EDITORIAL >>Forced to tell the truth
The “Special Events Fund,” platitudinously named like so many preceding secret accounts set up by Huckabee since he became lieutenant governor (you will remember the Action America fund set up in 1994 with the help of tobacco lobbyists to help him supplement his low government wage), came to light late last year when a nosy Arkansas Democrat Gazette reporter made one too many freedom of information requests. He found the Special Events Fund, a private bank account set up for Huckabee and operated by his chief of staff but managed by the state Department of Finance and Administration.
It turned out that the fund was created primarily to pay for a portrait of Huckabee that would be hung in the Governor’s Conference Room at the Capitol. But the governor never reported it nor did he disclose the names of people who gave him the money for the portrait, as state law clearly required. When the fund’s existence was disclosed, Jim Parsons of Bella Vista lodged a complaint with the state Ethics Commission.
The commission’s director said the law did seem to require the disclosure but still Huckabee stonewalled. Finally, on the day of the ethics hearing at Little Rock, Huckabee’s attorney released the list of donors and huddled privately with the Ethics Commission. The law finally requited, the commission did not pursue the complaint.

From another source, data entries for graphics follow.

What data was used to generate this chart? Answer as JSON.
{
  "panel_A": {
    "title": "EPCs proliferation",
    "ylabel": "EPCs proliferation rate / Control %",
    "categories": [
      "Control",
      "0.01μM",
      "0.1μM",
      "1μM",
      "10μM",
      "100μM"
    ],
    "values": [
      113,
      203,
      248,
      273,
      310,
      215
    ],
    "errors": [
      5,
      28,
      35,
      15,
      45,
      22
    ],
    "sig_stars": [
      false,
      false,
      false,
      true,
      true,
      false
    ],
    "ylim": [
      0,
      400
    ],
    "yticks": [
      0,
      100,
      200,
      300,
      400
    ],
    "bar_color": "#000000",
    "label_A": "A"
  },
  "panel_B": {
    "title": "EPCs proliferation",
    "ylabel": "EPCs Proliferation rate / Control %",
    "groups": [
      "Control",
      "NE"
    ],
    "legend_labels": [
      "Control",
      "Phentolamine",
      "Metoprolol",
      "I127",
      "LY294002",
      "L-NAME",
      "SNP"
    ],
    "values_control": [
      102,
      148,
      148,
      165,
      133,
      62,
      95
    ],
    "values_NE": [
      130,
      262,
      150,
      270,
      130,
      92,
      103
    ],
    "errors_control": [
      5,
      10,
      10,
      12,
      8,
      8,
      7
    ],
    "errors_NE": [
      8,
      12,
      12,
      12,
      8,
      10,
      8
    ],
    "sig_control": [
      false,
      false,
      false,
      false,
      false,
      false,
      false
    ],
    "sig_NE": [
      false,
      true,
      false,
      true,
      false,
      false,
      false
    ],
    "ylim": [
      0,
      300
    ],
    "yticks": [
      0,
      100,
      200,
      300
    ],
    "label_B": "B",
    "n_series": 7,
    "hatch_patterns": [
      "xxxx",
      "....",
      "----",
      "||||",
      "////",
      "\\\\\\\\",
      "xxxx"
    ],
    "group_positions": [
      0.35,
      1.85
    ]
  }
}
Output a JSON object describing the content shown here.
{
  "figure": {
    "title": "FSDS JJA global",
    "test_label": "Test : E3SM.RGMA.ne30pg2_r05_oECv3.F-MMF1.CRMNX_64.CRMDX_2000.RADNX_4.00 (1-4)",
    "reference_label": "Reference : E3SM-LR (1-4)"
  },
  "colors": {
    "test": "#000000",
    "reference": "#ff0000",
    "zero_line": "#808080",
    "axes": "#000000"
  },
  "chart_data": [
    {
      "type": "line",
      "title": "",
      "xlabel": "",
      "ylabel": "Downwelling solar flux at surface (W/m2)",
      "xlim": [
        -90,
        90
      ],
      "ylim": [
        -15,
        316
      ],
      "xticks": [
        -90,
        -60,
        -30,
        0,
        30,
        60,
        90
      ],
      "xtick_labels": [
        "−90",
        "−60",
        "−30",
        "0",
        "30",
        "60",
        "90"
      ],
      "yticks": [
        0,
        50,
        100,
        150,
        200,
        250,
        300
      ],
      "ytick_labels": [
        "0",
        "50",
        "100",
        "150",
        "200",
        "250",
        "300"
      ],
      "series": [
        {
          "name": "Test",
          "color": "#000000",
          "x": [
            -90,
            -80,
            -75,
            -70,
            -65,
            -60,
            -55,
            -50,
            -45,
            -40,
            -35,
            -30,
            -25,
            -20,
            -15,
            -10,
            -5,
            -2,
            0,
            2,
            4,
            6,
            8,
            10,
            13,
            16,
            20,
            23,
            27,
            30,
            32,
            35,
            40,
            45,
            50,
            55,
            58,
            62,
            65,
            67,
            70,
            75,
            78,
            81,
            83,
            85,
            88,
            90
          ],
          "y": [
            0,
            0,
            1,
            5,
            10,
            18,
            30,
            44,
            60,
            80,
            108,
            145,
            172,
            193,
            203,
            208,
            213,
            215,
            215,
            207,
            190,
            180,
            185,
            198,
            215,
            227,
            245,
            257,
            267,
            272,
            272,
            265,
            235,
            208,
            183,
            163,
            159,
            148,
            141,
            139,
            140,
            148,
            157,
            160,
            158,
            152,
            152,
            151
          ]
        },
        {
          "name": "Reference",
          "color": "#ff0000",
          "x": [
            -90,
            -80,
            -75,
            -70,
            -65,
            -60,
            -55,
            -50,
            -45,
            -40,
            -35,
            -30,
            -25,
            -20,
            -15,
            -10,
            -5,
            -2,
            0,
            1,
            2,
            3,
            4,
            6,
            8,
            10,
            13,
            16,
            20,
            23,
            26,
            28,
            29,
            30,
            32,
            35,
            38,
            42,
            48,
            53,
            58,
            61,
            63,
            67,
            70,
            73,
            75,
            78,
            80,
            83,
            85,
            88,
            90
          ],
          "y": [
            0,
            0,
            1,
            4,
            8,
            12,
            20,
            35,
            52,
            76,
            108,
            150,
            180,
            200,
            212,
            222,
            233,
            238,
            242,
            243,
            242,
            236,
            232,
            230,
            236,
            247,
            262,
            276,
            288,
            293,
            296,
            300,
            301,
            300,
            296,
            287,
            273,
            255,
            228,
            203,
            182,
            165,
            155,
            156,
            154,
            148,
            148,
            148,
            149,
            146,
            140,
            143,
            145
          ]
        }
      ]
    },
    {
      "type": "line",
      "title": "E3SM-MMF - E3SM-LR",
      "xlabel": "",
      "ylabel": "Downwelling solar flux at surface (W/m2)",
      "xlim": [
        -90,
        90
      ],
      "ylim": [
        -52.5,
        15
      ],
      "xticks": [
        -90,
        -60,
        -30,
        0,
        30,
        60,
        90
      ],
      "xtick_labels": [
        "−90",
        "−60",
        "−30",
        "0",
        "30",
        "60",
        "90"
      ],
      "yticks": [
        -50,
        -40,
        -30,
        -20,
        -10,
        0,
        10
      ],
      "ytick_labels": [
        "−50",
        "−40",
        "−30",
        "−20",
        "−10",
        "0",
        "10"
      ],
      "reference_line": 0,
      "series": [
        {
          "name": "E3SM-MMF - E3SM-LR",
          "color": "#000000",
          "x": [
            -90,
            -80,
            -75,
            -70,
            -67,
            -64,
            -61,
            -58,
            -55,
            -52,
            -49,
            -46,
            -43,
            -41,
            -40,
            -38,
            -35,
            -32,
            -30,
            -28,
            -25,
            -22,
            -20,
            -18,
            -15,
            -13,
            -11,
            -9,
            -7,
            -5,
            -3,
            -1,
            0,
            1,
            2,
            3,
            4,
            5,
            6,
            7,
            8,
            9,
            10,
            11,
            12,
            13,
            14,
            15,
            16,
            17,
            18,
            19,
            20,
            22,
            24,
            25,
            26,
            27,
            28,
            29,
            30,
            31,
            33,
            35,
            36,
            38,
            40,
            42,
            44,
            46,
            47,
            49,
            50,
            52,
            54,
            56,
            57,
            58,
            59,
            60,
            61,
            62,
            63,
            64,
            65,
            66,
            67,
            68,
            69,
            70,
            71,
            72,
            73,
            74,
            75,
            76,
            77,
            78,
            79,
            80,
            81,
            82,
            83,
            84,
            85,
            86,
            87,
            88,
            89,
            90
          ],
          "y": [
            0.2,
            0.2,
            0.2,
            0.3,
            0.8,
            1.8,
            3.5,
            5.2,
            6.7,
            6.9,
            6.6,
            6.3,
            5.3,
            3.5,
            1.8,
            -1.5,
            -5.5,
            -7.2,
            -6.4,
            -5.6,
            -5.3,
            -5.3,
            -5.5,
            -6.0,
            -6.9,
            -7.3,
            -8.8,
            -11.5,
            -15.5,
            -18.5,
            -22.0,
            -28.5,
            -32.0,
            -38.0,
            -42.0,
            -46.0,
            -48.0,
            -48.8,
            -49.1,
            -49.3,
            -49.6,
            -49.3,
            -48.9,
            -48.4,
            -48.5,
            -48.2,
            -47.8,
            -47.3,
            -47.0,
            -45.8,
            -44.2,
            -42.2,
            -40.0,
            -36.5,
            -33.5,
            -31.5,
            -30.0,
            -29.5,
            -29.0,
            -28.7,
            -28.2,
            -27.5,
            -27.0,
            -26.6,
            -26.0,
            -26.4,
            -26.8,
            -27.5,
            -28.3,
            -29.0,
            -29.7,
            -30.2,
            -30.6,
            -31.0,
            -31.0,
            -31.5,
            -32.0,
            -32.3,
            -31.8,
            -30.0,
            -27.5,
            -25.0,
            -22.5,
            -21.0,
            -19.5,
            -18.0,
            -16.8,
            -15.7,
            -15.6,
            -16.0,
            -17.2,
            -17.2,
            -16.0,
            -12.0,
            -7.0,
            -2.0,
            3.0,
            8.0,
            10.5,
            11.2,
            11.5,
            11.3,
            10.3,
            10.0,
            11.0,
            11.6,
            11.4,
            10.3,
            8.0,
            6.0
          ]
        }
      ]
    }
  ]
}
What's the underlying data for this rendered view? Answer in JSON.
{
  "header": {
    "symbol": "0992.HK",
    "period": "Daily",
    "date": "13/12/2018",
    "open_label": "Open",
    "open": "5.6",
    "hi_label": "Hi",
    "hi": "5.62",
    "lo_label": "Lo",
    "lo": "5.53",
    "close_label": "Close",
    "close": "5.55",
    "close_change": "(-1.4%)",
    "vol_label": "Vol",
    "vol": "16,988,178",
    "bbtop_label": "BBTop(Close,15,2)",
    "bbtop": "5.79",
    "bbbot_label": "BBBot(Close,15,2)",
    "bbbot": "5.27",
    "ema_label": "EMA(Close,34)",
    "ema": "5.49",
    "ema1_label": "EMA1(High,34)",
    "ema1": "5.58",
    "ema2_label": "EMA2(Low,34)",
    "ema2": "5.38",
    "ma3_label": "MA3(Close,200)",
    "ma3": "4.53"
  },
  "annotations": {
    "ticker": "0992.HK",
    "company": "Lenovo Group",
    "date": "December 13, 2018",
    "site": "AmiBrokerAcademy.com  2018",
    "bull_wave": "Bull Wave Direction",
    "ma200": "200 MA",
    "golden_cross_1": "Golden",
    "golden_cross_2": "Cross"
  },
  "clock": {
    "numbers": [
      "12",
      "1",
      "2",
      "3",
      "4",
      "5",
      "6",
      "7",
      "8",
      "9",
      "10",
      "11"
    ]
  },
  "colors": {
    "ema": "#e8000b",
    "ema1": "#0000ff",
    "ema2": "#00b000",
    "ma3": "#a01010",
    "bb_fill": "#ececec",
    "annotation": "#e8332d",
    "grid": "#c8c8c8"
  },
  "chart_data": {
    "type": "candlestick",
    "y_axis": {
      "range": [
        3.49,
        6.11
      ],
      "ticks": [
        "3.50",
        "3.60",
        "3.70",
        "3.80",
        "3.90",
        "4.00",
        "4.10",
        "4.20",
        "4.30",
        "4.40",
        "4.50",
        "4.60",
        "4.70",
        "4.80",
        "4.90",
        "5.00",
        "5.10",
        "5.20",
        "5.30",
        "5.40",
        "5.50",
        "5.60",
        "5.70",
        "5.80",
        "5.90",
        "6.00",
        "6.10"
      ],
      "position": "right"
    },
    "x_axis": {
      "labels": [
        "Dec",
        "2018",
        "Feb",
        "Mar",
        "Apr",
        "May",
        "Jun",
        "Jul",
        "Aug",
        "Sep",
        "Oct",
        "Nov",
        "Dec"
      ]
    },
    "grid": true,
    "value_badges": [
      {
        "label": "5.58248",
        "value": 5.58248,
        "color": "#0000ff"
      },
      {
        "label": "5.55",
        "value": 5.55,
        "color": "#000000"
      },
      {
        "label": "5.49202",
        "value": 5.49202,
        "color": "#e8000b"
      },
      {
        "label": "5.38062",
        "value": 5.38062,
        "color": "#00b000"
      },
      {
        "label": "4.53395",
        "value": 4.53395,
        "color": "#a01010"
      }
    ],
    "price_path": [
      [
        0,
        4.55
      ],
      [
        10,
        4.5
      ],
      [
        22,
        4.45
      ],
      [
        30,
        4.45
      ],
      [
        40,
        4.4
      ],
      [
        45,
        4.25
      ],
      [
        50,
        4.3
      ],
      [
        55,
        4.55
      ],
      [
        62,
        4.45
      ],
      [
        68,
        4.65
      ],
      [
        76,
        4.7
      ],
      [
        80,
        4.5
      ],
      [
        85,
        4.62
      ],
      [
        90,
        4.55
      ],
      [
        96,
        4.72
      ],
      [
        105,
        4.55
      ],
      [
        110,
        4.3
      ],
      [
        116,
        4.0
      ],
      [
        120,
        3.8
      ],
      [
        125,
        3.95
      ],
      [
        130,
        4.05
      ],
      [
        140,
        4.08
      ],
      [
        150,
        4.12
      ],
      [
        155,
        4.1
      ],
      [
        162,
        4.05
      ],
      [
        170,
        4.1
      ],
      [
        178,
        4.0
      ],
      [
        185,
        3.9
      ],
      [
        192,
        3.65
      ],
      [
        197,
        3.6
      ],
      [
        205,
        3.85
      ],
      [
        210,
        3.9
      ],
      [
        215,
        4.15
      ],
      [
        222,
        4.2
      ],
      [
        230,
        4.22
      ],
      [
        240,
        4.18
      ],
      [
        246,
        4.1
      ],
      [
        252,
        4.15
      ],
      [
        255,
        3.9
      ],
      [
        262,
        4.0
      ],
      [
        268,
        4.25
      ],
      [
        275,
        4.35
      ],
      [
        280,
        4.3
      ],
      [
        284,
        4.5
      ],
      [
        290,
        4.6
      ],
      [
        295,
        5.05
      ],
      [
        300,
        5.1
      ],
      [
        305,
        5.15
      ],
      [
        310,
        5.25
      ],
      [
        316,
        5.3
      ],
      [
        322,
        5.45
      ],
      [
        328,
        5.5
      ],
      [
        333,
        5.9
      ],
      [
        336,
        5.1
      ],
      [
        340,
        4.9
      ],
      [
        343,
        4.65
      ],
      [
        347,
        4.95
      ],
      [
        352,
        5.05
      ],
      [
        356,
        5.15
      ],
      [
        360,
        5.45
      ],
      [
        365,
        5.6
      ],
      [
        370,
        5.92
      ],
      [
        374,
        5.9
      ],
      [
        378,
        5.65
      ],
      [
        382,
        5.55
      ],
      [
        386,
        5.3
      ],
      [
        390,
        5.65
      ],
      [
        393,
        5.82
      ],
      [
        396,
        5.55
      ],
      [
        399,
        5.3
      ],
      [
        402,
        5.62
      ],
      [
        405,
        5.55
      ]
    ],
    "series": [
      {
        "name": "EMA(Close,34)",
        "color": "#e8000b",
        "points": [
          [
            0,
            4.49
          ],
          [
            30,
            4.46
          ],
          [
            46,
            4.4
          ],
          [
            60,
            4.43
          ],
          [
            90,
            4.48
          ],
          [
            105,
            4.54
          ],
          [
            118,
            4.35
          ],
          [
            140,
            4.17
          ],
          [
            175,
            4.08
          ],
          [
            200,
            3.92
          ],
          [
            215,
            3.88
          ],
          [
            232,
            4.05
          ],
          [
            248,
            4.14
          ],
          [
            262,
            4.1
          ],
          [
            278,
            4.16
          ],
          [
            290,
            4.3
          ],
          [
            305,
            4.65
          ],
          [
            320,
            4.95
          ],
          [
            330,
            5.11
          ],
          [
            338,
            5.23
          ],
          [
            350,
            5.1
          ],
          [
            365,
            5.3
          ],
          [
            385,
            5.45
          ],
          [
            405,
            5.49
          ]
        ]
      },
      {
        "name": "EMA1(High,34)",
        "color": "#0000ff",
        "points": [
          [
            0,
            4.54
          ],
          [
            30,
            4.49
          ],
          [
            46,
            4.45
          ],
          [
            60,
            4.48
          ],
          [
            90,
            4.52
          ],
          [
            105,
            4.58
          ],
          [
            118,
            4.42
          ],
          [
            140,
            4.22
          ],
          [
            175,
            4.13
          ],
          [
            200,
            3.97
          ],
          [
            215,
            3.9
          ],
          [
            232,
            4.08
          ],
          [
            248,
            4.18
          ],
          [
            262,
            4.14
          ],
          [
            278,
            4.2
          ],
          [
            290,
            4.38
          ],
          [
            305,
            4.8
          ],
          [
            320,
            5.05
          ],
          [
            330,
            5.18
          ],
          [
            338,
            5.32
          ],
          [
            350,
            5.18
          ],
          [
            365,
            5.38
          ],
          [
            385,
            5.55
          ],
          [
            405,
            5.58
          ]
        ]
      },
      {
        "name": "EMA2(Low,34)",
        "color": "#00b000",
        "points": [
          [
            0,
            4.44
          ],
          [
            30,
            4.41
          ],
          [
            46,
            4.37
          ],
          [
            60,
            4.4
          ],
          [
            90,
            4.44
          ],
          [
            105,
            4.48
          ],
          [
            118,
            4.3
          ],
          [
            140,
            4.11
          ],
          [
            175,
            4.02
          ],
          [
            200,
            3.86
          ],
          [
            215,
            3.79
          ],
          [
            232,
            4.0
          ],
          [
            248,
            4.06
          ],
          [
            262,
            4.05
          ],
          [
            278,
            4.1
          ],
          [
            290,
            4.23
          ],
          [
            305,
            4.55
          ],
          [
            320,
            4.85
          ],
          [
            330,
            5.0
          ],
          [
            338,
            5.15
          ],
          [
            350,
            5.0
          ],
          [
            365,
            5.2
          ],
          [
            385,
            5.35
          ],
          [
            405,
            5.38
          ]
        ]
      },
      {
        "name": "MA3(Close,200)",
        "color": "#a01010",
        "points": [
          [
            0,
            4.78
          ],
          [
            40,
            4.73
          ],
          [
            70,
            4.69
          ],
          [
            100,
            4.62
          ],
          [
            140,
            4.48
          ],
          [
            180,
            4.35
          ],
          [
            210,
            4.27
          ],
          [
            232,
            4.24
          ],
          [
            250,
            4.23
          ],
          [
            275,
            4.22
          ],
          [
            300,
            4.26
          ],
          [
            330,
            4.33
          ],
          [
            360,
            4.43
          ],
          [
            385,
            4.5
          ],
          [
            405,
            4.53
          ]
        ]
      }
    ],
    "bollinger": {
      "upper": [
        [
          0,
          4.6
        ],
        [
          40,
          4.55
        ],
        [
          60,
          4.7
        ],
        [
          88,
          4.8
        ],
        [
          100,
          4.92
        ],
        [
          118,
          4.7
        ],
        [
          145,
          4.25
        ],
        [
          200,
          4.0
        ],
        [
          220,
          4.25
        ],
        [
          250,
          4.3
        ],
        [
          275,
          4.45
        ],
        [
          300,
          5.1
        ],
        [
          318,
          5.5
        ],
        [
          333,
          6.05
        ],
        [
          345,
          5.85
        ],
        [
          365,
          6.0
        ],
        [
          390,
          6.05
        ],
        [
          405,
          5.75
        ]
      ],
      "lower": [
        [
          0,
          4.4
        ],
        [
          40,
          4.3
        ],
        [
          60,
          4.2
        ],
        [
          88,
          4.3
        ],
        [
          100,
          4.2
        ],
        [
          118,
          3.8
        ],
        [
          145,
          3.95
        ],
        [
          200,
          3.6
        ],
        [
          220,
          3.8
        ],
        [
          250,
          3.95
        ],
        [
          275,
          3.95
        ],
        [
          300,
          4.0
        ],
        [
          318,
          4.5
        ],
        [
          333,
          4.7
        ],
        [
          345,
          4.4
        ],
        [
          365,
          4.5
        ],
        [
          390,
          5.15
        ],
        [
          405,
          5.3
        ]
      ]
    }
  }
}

All’s well that ends well, right? Not quite. There is still the little matter of Mike Huckabee’s honesty. He was, after all, the exemplar of virtue in the recently ended (for him) presidential campaign. He talked about bringing a higher level of morality to office and public life. In matters of getting and spending money he has never been quite the moral exemplar he claims to be and that people have a right to expect.
Public officials are required to disclose all gifts made to them outside their circles of family and friends. Huckabee’s annual report to the Ethics Commission said that Nancy Harris of Williamsburg, Va., had donated a portrait that she painted of him.
But that was not true. She was paid for the painting and the governor hit up lobbyists and people he had appointed to state boards and commissions to pony up the cash for the painting. They pitched in $32,000 and it was channeled through a private bank account.
The largest contributors, if you want to measure influence with Mike Huckabee, were Entergy Corp., the power company regulated by the state, and two businessmen whom Huckabee appointed to the state Game and Fish Commission and the Pollution Control and Ecology Commission. They gave $5,000 each.